# Pathfinder Single Turbo Project



## MyFirstNissanIsApath (Feb 14, 2005)

I'm planning on doing a single turbo on a 98 pathfinder.. I'm thinking that VG30ET exhaust manifolds will be a good starting point. I may need to tweek the cross over pipe and some other things but it already has a T3 flange and is better than starting from scratch.. I'd run an aftermarket T3 frame turbo. Probably something from Precision turbo and engine like I did with the 600hp eclipse. 

http://www.nissanforums.com/showthread.php?t=85543

I have built a very fast DSM (1,700 post count on a DSM forum + time slips).. People kept threatening to steal it and it cant pull a boat so I sold it.
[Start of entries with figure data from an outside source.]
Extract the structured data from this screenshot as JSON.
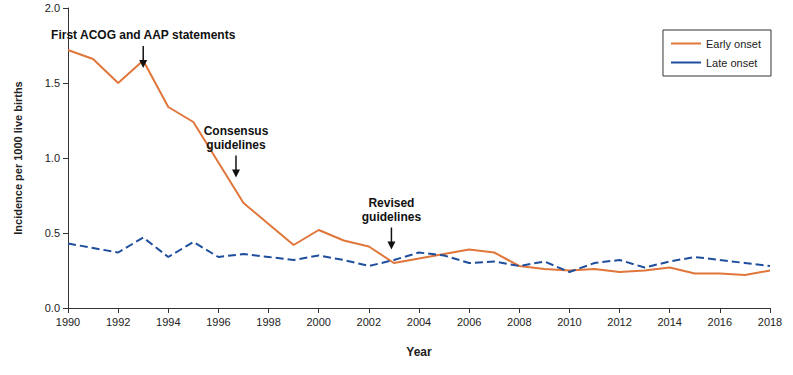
{
  "chart_data": {
    "type": "line",
    "x_label": "Year",
    "y_label": "Incidence per 1000 live births",
    "x": [
      1990,
      1991,
      1992,
      1993,
      1994,
      1995,
      1996,
      1997,
      1998,
      1999,
      2000,
      2001,
      2002,
      2003,
      2004,
      2005,
      2006,
      2007,
      2008,
      2009,
      2010,
      2011,
      2012,
      2013,
      2014,
      2015,
      2016,
      2017,
      2018
    ],
    "series": [
      {
        "name": "Early onset",
        "color": "#e0763a",
        "line_style": "solid",
        "marker": "none",
        "values": [
          1.72,
          1.66,
          1.5,
          1.65,
          1.34,
          1.24,
          0.97,
          0.7,
          0.56,
          0.42,
          0.52,
          0.45,
          0.41,
          0.3,
          0.33,
          0.36,
          0.39,
          0.37,
          0.28,
          0.26,
          0.25,
          0.26,
          0.24,
          0.25,
          0.27,
          0.23,
          0.23,
          0.22,
          0.25
        ]
      },
      {
        "name": "Late onset",
        "color": "#1f4e9c",
        "line_style": "dashed",
        "marker": "none",
        "values": [
          0.43,
          0.4,
          0.37,
          0.47,
          0.34,
          0.44,
          0.34,
          0.36,
          0.34,
          0.32,
          0.35,
          0.32,
          0.28,
          0.32,
          0.37,
          0.35,
          0.3,
          0.31,
          0.28,
          0.31,
          0.24,
          0.3,
          0.32,
          0.27,
          0.31,
          0.34,
          0.32,
          0.3,
          0.28
        ]
      }
    ],
    "xlim": [
      1990,
      2018
    ],
    "xticks": [
      1990,
      1992,
      1994,
      1996,
      1998,
      2000,
      2002,
      2004,
      2006,
      2008,
      2010,
      2012,
      2014,
      2016,
      2018
    ],
    "ylim": [
      0,
      2
    ],
    "yticks": [
      {
        "value": 0,
        "label": "0.0"
      },
      0.5,
      {
        "value": 1,
        "label": "1.0"
      },
      1.5,
      {
        "value": 2,
        "label": "2.0"
      }
    ],
    "grid": false,
    "legend": "top-right",
    "annotations": [
      {
        "text": "First ACOG and AAP statements",
        "x": 1993,
        "y": 1.6
      },
      {
        "text": "Consensus guidelines",
        "x": 1996.7,
        "y": 0.87
      },
      {
        "text": "Revised guidelines",
        "x": 2002.9,
        "y": 0.39
      }
    ]
  }
}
Anyway with the VG30ET exhaust plumbing I may need to modify the cross over pipe etc but I dont think it will be that hard.

I'll probably an air to water IC because air to air would get wailed on by rocks on any truck I drive.. The DSM's air to air required pebble removal and minor fin straightening just driven weekends and on the trackOf course I'll need fuel system upgrades like a pump and injectors in addition to the adding the ability to tune the engine. I have used MAFT's, VPCs and AEM EMS on other cars... .. I'll just need to learn nissans.


----------